Microsoft today launched Office 2019 for Windows and macOS, giving its most important customers – volume licensees – first crack at the application suite.
Also on Monday, the Redmond, Wash. company committed to a successor to Office 2019, ending renewed speculation that this release would be the last outside a subscription.
Office 2019 will roll out to others, including commercial and consumer customers who buy one-off copies rather than in bulk, over the next several weeks, Jared Spataro, Microsoft’s marketing executive for Windows and Office, said in a post to a company blog.
Microsoft classifies software by how it is paid for, discriminating between a license bought outright from one that is “rented” because payment is made over time, as in a subscription.
Office 2019 is the perpetual license form of the suite, called that because it’s purchased with a single, up-front fee that in turn gives the buyer the right to use the software in perpetuity. The license has no expiration date and users may run the software as long as they’d like.
The flip side of the coin, Office 365 ProPlus, is the same set of applications (which differ depending on whether they run on Windows or macOS) delivered as part of an Office 365 subscription. Customers may run ProPlus only as long as they continue to make monthly or yearly payments for the subscription.
Spataro made sure that he spelled out the differences between the two. “Office 2019 is the next on-premises version of Word, Excel, PowerPoint, Outlook, Project, Visio, Access, and Publisher,” Spataro said, then tagged ProPlus as “the cloud-connected version.”
But he also dissed Office 2019 by trumpeting its rival, ProPlus, as the better option. “Office 365 ProPlus … delivers the most productive and most secure Office experience – with the lowest total cost of ownership for deployment and management,” Spataro argued.
Microsoft’s disparagement of the perpetual Office has been increasingly explicit, which Spataro continued. “Office 2019 provides a set of valuable enhancements for customers who can’t be cloud-connected or receive regular updates,” he asserted, as if there aren’t customers who simply prefer an alternative to the frequent feature upgrades issued to ProPlus.
Office 2019, as Spataro also noted, contains features already available to Office 365 ProPlus users, and so breaks no new ground. The perpetually-licensed version was built by selecting some of the accumulated improvements and new features added to Office 365 since Office 2016’s launch three years ago.
Spataro also compared Office 2019 to the Long-term Servicing Channel (LTSC) version of Windows 10, the operating system build that remains feature-static for a decade, omitting mention that some customers bought perpetual licenses for that very reason. “We’ll continue to add new features to Office 365 ProPlus monthly, including innovations in collaboration, artificial intelligence (AI), security, and more,” Spataro said, again touting ProPlus while diminishing Office 2019.
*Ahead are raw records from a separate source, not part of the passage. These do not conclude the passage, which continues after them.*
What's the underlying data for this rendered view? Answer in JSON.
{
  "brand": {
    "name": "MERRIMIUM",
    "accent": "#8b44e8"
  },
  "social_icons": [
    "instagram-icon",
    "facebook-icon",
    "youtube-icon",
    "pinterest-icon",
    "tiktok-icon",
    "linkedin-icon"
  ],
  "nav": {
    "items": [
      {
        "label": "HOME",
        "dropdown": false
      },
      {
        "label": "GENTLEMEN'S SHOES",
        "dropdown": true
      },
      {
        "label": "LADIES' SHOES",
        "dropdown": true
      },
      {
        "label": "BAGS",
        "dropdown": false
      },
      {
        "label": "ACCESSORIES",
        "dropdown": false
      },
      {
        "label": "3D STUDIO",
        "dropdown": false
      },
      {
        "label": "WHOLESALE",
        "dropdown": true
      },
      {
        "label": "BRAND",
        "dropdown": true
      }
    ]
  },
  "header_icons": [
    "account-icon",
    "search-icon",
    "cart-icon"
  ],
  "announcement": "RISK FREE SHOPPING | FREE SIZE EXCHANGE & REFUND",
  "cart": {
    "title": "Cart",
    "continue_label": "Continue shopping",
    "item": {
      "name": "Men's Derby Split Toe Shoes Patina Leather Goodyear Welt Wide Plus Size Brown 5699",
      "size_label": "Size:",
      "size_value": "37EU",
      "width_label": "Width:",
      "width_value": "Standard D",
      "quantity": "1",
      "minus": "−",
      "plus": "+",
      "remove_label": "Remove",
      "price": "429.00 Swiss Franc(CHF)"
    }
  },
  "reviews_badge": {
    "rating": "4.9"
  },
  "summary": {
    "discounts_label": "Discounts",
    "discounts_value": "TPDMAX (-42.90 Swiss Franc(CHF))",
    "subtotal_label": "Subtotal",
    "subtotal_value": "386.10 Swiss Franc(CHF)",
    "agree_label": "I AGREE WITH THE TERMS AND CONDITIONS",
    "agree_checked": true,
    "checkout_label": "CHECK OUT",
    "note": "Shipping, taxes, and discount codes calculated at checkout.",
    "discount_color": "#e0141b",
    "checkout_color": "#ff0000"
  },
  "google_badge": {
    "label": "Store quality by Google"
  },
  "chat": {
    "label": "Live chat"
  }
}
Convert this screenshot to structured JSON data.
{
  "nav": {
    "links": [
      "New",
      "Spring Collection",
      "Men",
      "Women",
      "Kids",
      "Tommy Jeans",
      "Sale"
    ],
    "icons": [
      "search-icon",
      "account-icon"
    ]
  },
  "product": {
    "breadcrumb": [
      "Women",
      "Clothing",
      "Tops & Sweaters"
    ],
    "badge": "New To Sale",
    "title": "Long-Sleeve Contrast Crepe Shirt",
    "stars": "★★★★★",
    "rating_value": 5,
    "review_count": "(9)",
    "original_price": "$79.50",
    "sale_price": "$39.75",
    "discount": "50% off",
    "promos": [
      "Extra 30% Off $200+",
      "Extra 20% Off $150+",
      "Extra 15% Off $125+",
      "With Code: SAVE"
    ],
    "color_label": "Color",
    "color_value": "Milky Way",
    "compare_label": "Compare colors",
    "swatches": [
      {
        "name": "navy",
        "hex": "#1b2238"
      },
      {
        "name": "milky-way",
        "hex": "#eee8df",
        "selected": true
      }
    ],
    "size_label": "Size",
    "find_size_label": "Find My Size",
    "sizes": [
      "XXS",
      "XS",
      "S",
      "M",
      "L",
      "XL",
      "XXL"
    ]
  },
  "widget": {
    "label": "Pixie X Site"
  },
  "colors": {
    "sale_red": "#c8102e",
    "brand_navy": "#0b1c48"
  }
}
Even so, Microsoft will continue to offer on-premises editions of its application suite, Spataro pledged. “We’re pleased to confirm that we’re committed to another on-premises release in the future,” he said without specifying a release timetable. (Microsoft has been on a three-year cycle, making a fall 2021 launch of “Office 2022” most likely.)
Office price increases were announced in July and were to take effect with Office 2019’s debut. Prices for the suite will be 10% higher than its forerunner, Office 2016, while the CALs (client access licenses) necessary to access information on Microsoft’s servers will jump between 10% and 30%.
Microsoft will support Office 2019 for seven years, not the historical 10. The suite’s support will expire Oct. 14, 2025, the same day Office 2016 gets its retirement papers.